3D Gaussian Splatting (3DGS) has shown great potential for efficient reconstruction and high-fidelity real-time rendering of complex scenes on consumer hardware. However, due to its rasterization-based formulation, 3DGS is constrained to ideal pinhole cameras and lacks support for secondary lighting effects. Recent methods address these limitations by tracing volumetric particles instead, however, this comes at the cost of significantly slower rendering speeds. In this work, we propose 3D Gaussian Unscented Transform (3DGUT), replacing the EWA splatting formulation in 3DGS with the Unscented Transform that approximates the particles through sigma points, which can be projected exactly under any nonlinear projection function. This modification enables trivial support of distorted cameras with time dependent effects such as rolling shutter, while retaining the efficiency of rasterization. Additionally, we align our rendering formulation with that of tracing-based methods, enabling secondary ray tracing required to represent phenomena such as reflections and refraction within the same 3D representation.
Qualitative comparison of our novel-view synthesis results against 3DGS on the MipNERF360 dataset. 3DGUT achieve comparable perceptual quality.
The unscented transform enables our method to support complex camera models, such as fisheye cameras, without requiring a true ray-tracing formulation.
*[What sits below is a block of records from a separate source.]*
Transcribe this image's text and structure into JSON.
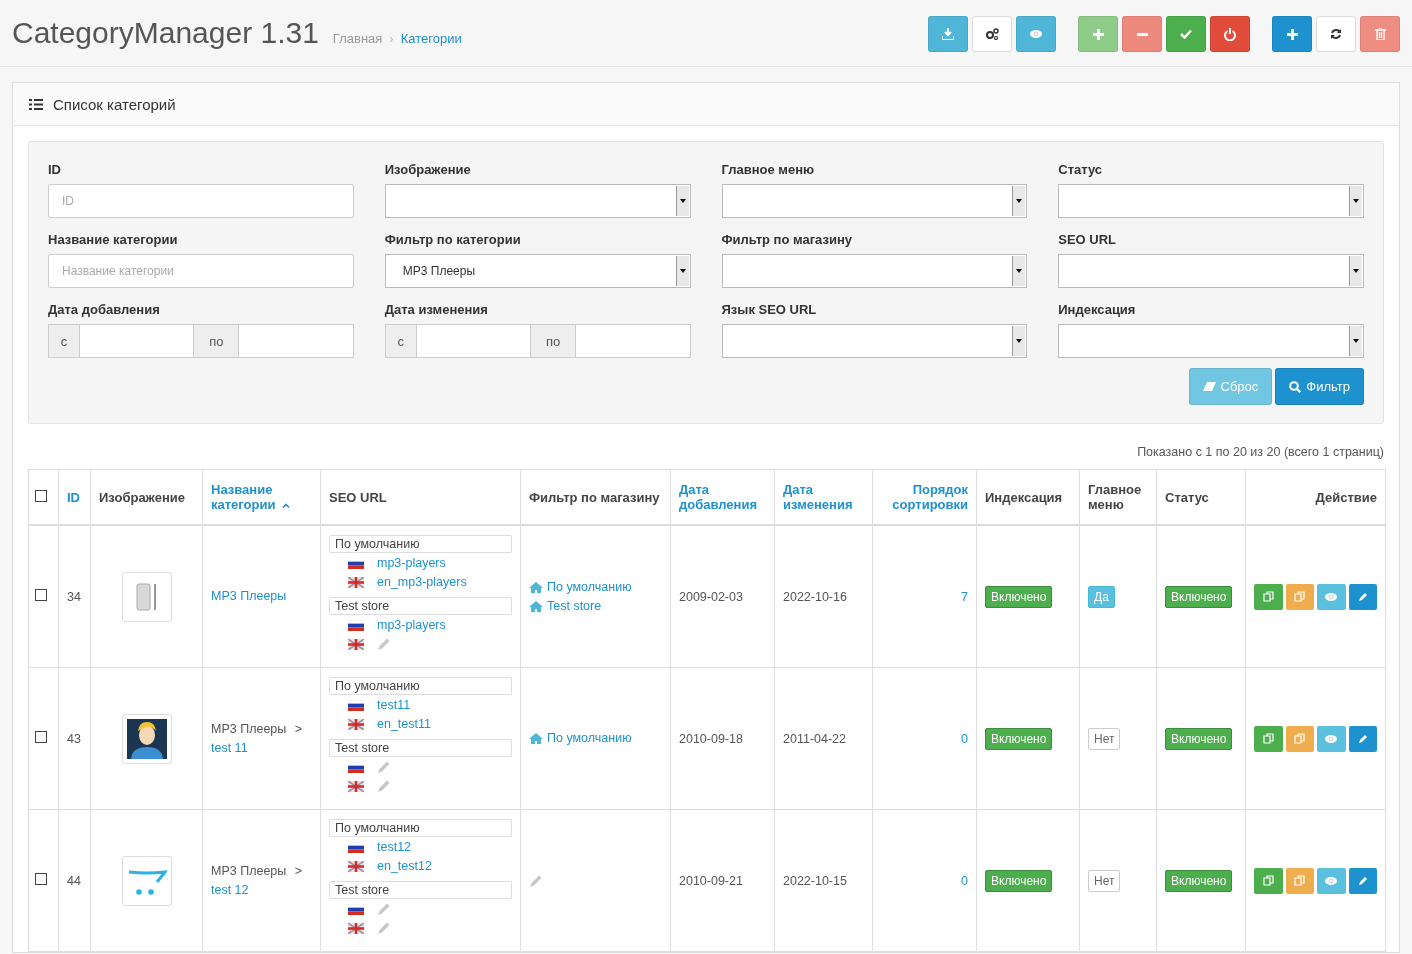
{
  "header": {
    "title": "CategoryManager 1.31",
    "breadcrumb": [
      {
        "text": "Главная",
        "link": false
      },
      {
        "text": "›",
        "link": false,
        "kind": "separator"
      },
      {
        "text": "Категории",
        "link": true
      }
    ]
  },
  "toolbar_groups": [
    {
      "buttons": [
        {
          "kind": "download",
          "color": "#4fb6d8"
        },
        {
          "kind": "cogs",
          "color": "#ffffff"
        },
        {
          "kind": "eye",
          "color": "#4fb6d8"
        }
      ]
    },
    {
      "buttons": [
        {
          "kind": "plus",
          "color": "#8fcc8a"
        },
        {
          "kind": "minus",
          "color": "#ed8a7d"
        },
        {
          "kind": "check",
          "color": "#4cae4c"
        },
        {
          "kind": "power",
          "color": "#e04b3a"
        }
      ]
    },
    {
      "buttons": [
        {
          "kind": "plus",
          "color": "#1e91cf"
        },
        {
          "kind": "refresh",
          "color": "#ffffff"
        },
        {
          "kind": "trash",
          "color": "#ee8e82"
        }
      ]
    }
  ],
  "panel": {
    "title": "Список категорий"
  },
  "filters": [
    {
      "label": "ID",
      "kind": "text",
      "placeholder": "ID"
    },
    {
      "label": "Изображение",
      "kind": "select"
    },
    {
      "label": "Главное меню",
      "kind": "select"
    },
    {
      "label": "Статус",
      "kind": "select"
    },
    {
      "label": "Название категории",
      "kind": "text",
      "placeholder": "Название категории"
    },
    {
      "label": "Фильтр по категории",
      "kind": "select",
      "value": "MP3 Плееры"
    },
    {
      "label": "Фильтр по магазину",
      "kind": "select"
    },
    {
      "label": "SEO URL",
      "kind": "select"
    },
    {
      "label": "Дата добавления",
      "kind": "daterange",
      "from": "с",
      "to": "по"
    },
    {
      "label": "Дата изменения",
      "kind": "daterange",
      "from": "с",
      "to": "по"
    },
    {
      "label": "Язык SEO URL",
      "kind": "select"
    },
    {
      "label": "Индексация",
      "kind": "select"
    }
  ],
  "filter_buttons": [
    {
      "label": "Сброс",
      "kind": "reset"
    },
    {
      "label": "Фильтр",
      "kind": "filter"
    }
  ],
  "pagination_text": "Показано с 1 по 20 из 20 (всего 1 страниц)",
  "table": {
    "select_all": {
      "checked": false
    },
    "columns": [
      {
        "label": "ID",
        "sortable": true
      },
      {
        "label": "Изображение",
        "sortable": false
      },
      {
        "label": "Название категории",
        "sortable": true,
        "sorted": true
      },
      {
        "label": "SEO URL",
        "sortable": false
      },
      {
        "label": "Фильтр по магазину",
        "sortable": false
      },
      {
        "label": "Дата добавления",
        "sortable": true
      },
      {
        "label": "Дата изменения",
        "sortable": true
      },
      {
        "label": "Порядок сортировки",
        "sortable": true
      },
      {
        "label": "Индексация",
        "sortable": false
      },
      {
        "label": "Главное меню",
        "sortable": false
      },
      {
        "label": "Статус",
        "sortable": false
      },
      {
        "label": "Действие",
        "sortable": false
      }
    ],
    "rows": [
      {
        "checked": false,
        "id": "34",
        "image": {
          "kind": "phone"
        },
        "name": {
          "current": "MP3 Плееры"
        },
        "seo": [
          {
            "store": "По умолчанию",
            "urls": [
              {
                "kind": "ru",
                "text": "mp3-players"
              },
              {
                "kind": "en",
                "text": "en_mp3-players"
              }
            ]
          },
          {
            "store": "Test store",
            "urls": [
              {
                "kind": "ru",
                "text": "mp3-players"
              },
              {
                "kind": "en"
              }
            ]
          }
        ],
        "stores": [
          "По умолчанию",
          "Test store"
        ],
        "date_added": "2009-02-03",
        "date_modified": "2022-10-16",
        "sort_order": "7",
        "indexing": {
          "text": "Включено",
          "on": true
        },
        "main_menu": {
          "text": "Да",
          "on": true
        },
        "status": {
          "text": "Включено",
          "on": true
        },
        "actions": [
          {
            "kind": "copy",
            "color": "#4cae4c"
          },
          {
            "kind": "copy",
            "color": "#f0ad4e"
          },
          {
            "kind": "eye",
            "color": "#5bc0de"
          },
          {
            "kind": "pencil",
            "color": "#1e91cf"
          }
        ]
      },
      {
        "checked": false,
        "id": "43",
        "image": {
          "kind": "avatar"
        },
        "name": {
          "parent": "MP3 Плееры",
          "separator": ">",
          "current": "test 11"
        },
        "seo": [
          {
            "store": "По умолчанию",
            "urls": [
              {
                "kind": "ru",
                "text": "test11"
              },
              {
                "kind": "en",
                "text": "en_test11"
              }
            ]
          },
          {
            "store": "Test store",
            "urls": [
              {
                "kind": "ru"
              },
              {
                "kind": "en"
              }
            ]
          }
        ],
        "stores": [
          "По умолчанию"
        ],
        "date_added": "2010-09-18",
        "date_modified": "2011-04-22",
        "sort_order": "0",
        "indexing": {
          "text": "Включено",
          "on": true
        },
        "main_menu": {
          "text": "Нет",
          "on": false
        },
        "status": {
          "text": "Включено",
          "on": true
        },
        "actions": [
          {
            "kind": "copy",
            "color": "#4cae4c"
          },
          {
            "kind": "copy",
            "color": "#f0ad4e"
          },
          {
            "kind": "eye",
            "color": "#5bc0de"
          },
          {
            "kind": "pencil",
            "color": "#1e91cf"
          }
        ]
      },
      {
        "checked": false,
        "id": "44",
        "image": {
          "kind": "cart"
        },
        "name": {
          "parent": "MP3 Плееры",
          "separator": ">",
          "current": "test 12"
        },
        "seo": [
          {
            "store": "По умолчанию",
            "urls": [
              {
                "kind": "ru",
                "text": "test12"
              },
              {
                "kind": "en",
                "text": "en_test12"
              }
            ]
          },
          {
            "store": "Test store",
            "urls": [
              {
                "kind": "ru"
              },
              {
                "kind": "en"
              }
            ]
          }
        ],
        "date_added": "2010-09-21",
        "date_modified": "2022-10-15",
        "sort_order": "0",
        "indexing": {
          "text": "Включено",
          "on": true
        },
        "main_menu": {
          "text": "Нет",
          "on": false
        },
        "status": {
          "text": "Включено",
          "on": true
        },
        "actions": [
          {
            "kind": "copy",
            "color": "#4cae4c"
          },
          {
            "kind": "copy",
            "color": "#f0ad4e"
          },
          {
            "kind": "eye",
            "color": "#5bc0de"
          },
          {
            "kind": "pencil",
            "color": "#1e91cf"
          }
        ]
      }
    ]
  }
}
We compare our approach against FisheyeGS, demonstrating through both quantitative and qualitative evaluations that 3DGUT significantly outperforms FisheyeGS across all perceptual metrics. Notably, 3DGUT achieves this with fewer than half the particles (0.38M vs. 1.07M). While FisheyeGS relies on deriving a Jacobian specific to this particular fisheye camera model—restricting its generalizability even to closely related models (e.g., fisheye cameras with distortions)—our simple yet robust formulation delivers superior performance and can be effortlessly adapted to any camera model.
Apart from the modeling of distorted cameras, 3DGUT can also faithfully incorporate the camera motion into the projection formulation, hence offering support for time-dependent camera effects such as rolling-shutter, which are commonly encountered in the fields of autonomous driving and robotics. Although optical distortion can be addressed with image rectification[1], incorporating time-dependency of the projection function in the linearization framework is highly non-trivial.
[1] Image rectification is generally effective only for low-FoV cameras and results in information loss.
Our method enables the simulation of reflections and refractions—effects traditionally achievable only through ray tracing—using a hybrid rendering scheme. Specifically, we begin by computing all primary ray intersections with the scene. These primary rays are then rendered using our splatting method by discarding Gaussian hits that fall behind a ray's closest intersection. Finally, we compute secondary rays and trace them using 3DGRT. This capability is made possible by our method's ability to generate a 3D representation fully consistent with 3DGRT.
Real-world AV and robotics applications often need to account for distorted intrinsic camera models and time-dependent effects like rolling shutter distortions caused by high sensor speeds. 3DGUT (sorted) can faithfully handle these effects naturally and reaches comparable performance to ray tracing-based reconstruction methods. Below, we show qualitative results on the Waymo dataset against 3DGRT.
While Monte Carlo sampling is expensive to compute, it provides accurate reference distributions for assessing the quality of both EWA () and our UT-based projection () methods. This assessment can be quantified using the Kullback-Leibler (KL) divergence between both 2D distributions, where lower KL values indicate the projected Gaussians better approximate the reference projections. In the figure below, we evaluate the KL divergence for a fixed reconstruction. Specifically, for each visible Gaussian, we compare the projections obtained using either method under different camera and pose configurations against MC-based references (using 500 samples per reference). The resulting KL divergence distributions are visualized in the histograms at the bottom.